A spokesman for the British government says that “some technical issues” were clarified at the Ottawa talks, but no substantial progress was reported. European environment ministers will meet in Brussels next week to discuss their strategy on reaching an accord with the United States.

Leibniz prizes for German biologists

Munich

Germany's main university research agency, the DFG, has announced the winners of the 2001 Leibniz Prize, the most important scientific award in Germany.

The seven prizewinners include molecular biologist Eduard Hurt, of the University of Heidelberg, who studies protein structures, and Arthur Konnerth, a neurophysiologist at the University of Munich, who specializes in nerve pathways that regulate mammalian motor systems.

Martin Krönke, an immunologist and cell biologist of the University of Cologne, won for his identification of genes involved in the production of cells that are part of the human immune response. Each winner receives DM3 million (US$1.4 million), to be spent on their research over the next five years.

Patent regimes should 'take account of poor'

London

The British government has proposed an international commission on intellectual property rights to consider how they can be designed “to take greater account of the interests of developing countries and poor people”. Topics to be addressed by the commission would include access to genetic resources and “traditional knowledge”.
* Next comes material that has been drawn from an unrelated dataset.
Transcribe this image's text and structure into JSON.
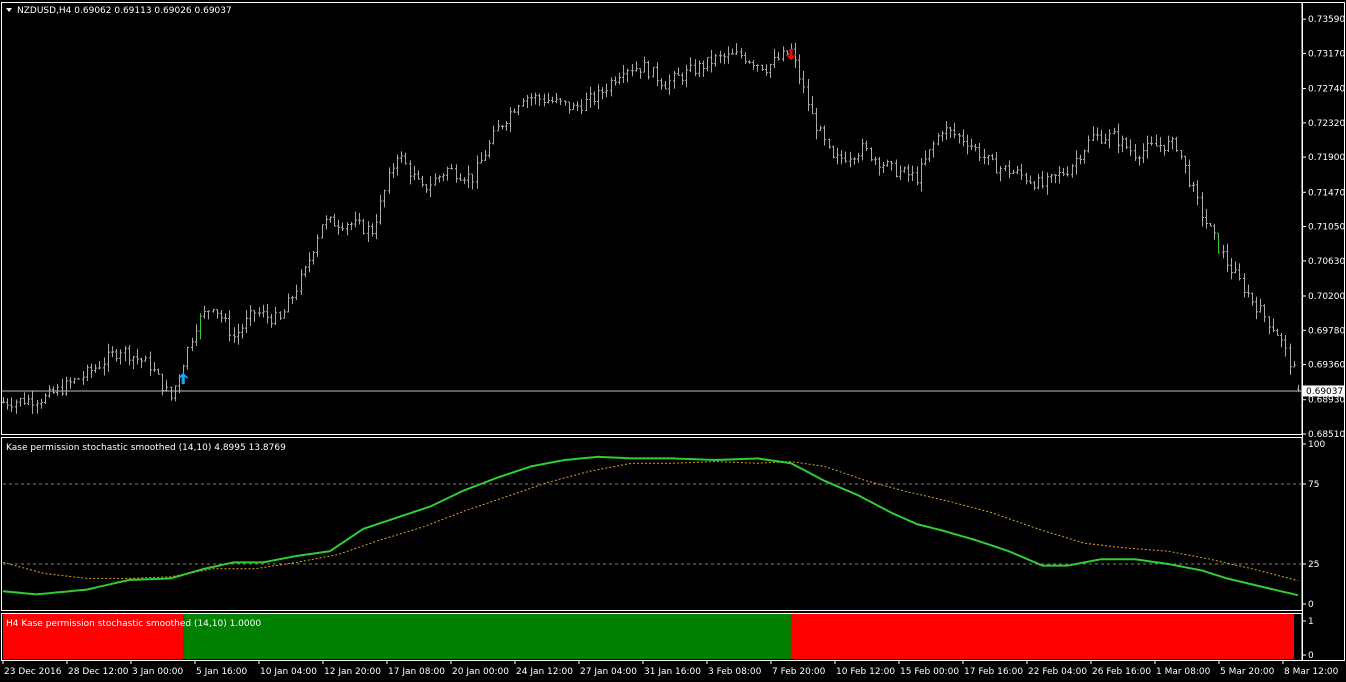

In a white paper (policy document) published this week, the UK Department for International Development says that it is open to “constructive suggestions” on improving the World Trade Organization's agreement on Trade-Related Aspects of Intellectual Property Rights (TRIPS).

Universities target bread mould genome

San Diego

Four US universities have won a $5.25 million grant from the National Science Foundation to sequence the genome of the fungus Neurospora crassa, which they say will be a valuable model for human genetics.

Full sequencing of the 10,000 to 15,000 genes of the fungus, a type of bread mould, is to be completed over two years. The project involves scientists at the Whitehead Institute in Massachusetts, the Oregon Graduate Institute of Science and Technology, the University of Kentucky, and the Fungal Genetics Stock Center at Kansas University. Researchers at Oregon University will provide the fungal DNA for sequencing.